Fig.1 Molecular model of NPSR1. (Anedda, 2010)
Application of NPSR1 Membrane Protein in Literature
This article showed NPSR1 is highly expressed in the limbic system, exogenous NPS exerts pronounced anxiolytic and fear-attenuating effects in rodents and extensive close crosstalk between the NPS system and the hypothalamic-pituitary-adrenal (HPA) axis has been demonstrated.

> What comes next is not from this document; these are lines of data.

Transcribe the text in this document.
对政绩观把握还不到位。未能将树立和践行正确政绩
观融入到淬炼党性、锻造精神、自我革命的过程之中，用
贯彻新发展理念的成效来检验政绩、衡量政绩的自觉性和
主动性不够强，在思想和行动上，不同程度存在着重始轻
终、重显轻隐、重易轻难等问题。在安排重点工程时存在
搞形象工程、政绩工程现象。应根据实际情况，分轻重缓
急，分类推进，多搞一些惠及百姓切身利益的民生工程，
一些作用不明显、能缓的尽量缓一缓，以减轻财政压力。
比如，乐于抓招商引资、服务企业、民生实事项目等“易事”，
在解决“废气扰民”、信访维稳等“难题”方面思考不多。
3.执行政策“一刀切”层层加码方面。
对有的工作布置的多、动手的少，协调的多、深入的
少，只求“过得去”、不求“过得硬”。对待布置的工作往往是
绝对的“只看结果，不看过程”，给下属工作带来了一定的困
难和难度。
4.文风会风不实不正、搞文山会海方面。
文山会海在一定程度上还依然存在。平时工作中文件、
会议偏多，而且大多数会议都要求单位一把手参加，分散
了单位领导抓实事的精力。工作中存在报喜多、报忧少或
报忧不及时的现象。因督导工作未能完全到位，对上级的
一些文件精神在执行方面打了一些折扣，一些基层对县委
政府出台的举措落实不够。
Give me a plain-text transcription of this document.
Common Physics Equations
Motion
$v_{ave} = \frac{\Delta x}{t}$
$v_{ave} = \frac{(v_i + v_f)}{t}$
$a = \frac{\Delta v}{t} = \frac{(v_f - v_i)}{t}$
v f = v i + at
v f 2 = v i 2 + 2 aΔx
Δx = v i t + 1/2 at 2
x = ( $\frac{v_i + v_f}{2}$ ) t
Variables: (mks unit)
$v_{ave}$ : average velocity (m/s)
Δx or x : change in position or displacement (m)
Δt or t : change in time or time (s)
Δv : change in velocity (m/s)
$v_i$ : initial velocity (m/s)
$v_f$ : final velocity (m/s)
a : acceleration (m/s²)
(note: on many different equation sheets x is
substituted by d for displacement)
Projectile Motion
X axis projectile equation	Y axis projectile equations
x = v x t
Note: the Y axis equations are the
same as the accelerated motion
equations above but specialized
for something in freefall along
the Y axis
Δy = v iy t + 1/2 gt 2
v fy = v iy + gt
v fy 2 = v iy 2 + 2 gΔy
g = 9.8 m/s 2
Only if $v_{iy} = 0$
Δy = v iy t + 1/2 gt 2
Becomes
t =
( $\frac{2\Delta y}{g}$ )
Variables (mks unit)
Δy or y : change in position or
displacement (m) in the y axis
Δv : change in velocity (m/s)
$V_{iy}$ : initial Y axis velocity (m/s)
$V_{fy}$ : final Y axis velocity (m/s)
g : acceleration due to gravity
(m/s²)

The authors of this group examined the effects of different combinations of these NPS and NPSR1 variants on downstream signaling and genetic risk of asthma. In conclusion, they found NPS variants modify asthma risk and should be considered in genetic association studies of NPSR1 with asthma and other complex diseases.
This article studied on rat brain have demonstrated that NPS expression tends to be highly localized in the distinct brain stem clusters located around the locus coeruleus. They proved human NPS was identified as a biased agonist, preferentially activating a Gαq-dependent signaling cascade through NPSR.
This article showed NPSR1 expressed in a few pontine cell clusters, but widely distributed in the brain. They thought anxiolytic and arousal-promoting effects of NPS make the NPS–NPSR1 system an interesting potential drug target in mood-related disorders.
The authors studied whether NPS/NPSR1 could be used as a biomarker for neuroendocrine neoplasms and to identify the gene pathways affected by NPS/NPSR1. Their results showed that NETs are a source of NPS and NPSR1 and that NPS affects cancer-related pathways.